Dieses Foto ist unsere heißeste Spur, wenn es um die Verhinderung der Prophezeiung geht. Es zeigt drei Männer und zwei Frauen, die zu einem Team zu gehören scheinen. Einer von ihnen ist Anthony, der Zeitreisende, dem ich im 16. Jahrhundert am Französischen Hof begegnet bin. Ein anderer ist der Tote, bei dem ich das Foto gefunden habe. Vielleicht sind auch die übrigen drei Personen auf dem Bild Zeitreisende, die in die Prophezeiung verstrickt sind.

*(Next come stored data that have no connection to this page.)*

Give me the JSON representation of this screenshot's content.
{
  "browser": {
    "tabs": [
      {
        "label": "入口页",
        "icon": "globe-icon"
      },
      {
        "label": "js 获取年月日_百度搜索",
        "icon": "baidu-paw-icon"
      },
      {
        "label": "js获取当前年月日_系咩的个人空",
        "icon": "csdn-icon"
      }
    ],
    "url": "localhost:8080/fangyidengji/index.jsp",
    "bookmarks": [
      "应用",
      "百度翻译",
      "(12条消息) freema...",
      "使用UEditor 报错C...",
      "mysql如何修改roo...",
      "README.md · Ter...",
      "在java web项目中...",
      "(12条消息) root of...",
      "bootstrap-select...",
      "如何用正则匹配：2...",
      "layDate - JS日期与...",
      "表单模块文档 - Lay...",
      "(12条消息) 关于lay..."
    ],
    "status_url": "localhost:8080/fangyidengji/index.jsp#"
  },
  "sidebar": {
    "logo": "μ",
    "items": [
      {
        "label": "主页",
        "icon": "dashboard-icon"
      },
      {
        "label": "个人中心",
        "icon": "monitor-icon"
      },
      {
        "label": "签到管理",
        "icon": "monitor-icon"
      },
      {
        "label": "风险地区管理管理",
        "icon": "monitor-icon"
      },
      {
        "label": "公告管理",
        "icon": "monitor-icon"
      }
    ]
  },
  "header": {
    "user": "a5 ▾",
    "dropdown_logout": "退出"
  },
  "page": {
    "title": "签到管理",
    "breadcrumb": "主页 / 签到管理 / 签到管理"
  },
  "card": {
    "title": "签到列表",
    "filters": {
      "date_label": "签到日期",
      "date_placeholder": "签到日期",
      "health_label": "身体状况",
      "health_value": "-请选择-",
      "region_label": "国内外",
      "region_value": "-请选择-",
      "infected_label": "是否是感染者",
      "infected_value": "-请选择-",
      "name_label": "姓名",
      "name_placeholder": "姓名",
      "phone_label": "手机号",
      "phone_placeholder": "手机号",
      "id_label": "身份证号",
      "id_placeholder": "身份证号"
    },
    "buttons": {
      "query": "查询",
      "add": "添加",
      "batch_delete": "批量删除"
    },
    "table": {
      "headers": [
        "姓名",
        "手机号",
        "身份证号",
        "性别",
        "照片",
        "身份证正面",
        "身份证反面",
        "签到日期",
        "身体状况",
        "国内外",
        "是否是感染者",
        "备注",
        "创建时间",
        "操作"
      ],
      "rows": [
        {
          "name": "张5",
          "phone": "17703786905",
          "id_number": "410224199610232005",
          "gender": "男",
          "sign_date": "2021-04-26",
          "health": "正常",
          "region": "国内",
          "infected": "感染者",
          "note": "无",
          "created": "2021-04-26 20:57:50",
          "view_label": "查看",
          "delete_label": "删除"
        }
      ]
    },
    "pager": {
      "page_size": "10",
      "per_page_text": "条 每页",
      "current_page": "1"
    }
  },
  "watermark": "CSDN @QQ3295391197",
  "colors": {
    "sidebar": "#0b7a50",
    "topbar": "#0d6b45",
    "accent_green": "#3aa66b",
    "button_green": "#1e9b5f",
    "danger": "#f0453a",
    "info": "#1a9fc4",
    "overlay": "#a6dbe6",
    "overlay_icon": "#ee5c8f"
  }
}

»Kein Wunder, dass Ihr fast ertrunken seid, bei all dem Stoff. – Schön vorsichtig! Das Wasser ist heiß.«

Ich klettere mit Grietjes Hilfe in den dampfenden Wasserbottich, habe das Gefühl, gleich wieder ohnmächtig zu werden. Es ist unerträglich heiß. Am liebsten würde ich schreiend herausspringen, doch ich beiße die Zähne zusammen und widerstehe dem Drang. Wenn mir dafür endlich wieder warm wird, ist es das wert.

Langsam, ganz langsam kehrt das Leben wieder in mich zurück. Ich öffne die Augen, betrachte meine krebsrote Haut, die in Flammen zu stehen scheint. Grietje hat den Raum verlassen. Vielleicht, um mir ein bisschen Privatsphäre zu geben. Vielleicht hat sie auch einfach beschlossen, dass ich versorgt bin und kümmert sich nun um andere Dinge.

Normalerweise wäre es mir unangenehm, dass mir eine andere Frau einfach so die Kleider vom Leib reißt, aber an Scham war bisher gar nicht zu denken. Viel zu sehr bin ich damit beschäftigt, wieder zu mir zu kommen und mir auf all das einen Reim zu machen.

Ist es möglich, dass ich tatsächlich in Gregors Haus gebracht wurde? Dass er Frau und Kind hat? Die Vorstellung versetzt mir einen Stich im Herzen. Nein, das darf einfach nicht sein. Nicht nach all dem, was wir gemeinsam durchgemacht haben.

Es ist wahr: In Frankreich haben wir beschlossen, dass wir getrennte Wege gehen, weil es keine Zukunft für uns gibt. Für Gregor war das unsere letzte Begegnung. Doch ich bin noch einmal zurückgereist, tiefer in seine Vergangenheit eingetaucht. Als ich ihm im 8. Jahrhundert in Norwegen begegnet bin, habe ich seine Verzweiflung und Mutlosigkeit erlebt. Er braucht mich. Vielleicht nicht als Geliebte, aber als Freundin, die ihm bei der Verhinderung der Prophezeiung zur Seite steht. Die dafür sorgt, dass er den Weg nicht verliert.

Ich tauche unter Wasser, lasse meine Haare sanft umspülen. Wenn ich den Kopf in den Nacken lege und die Augen öffne, kann ich die Wäsche sehen, die hoch über mir auf einer Leine aufgehängt ist. Weiße Taschentücher und Hemden, die durch das Wasser nur verschwommen zu erkennen sind. Ob sie Gregor gehören?

Wie er wohl in dieser Zeit sein wird? Aus dem Metaraum heraus konnte ich nur einen kurzen Blick auf ihn werfen. Er war zu schnell verschwunden, und dann fiel ich auch schon in die Gracht. Er sah gut aus in seinem dunkelblauen Gewand mit den vielen Knöpfen, den glänzend schwarzen Stiefeln und dem breiten Hut. Ganz so, als sei er ein wohlhabender Kaufmann. Ein Kaufmann mit Familie?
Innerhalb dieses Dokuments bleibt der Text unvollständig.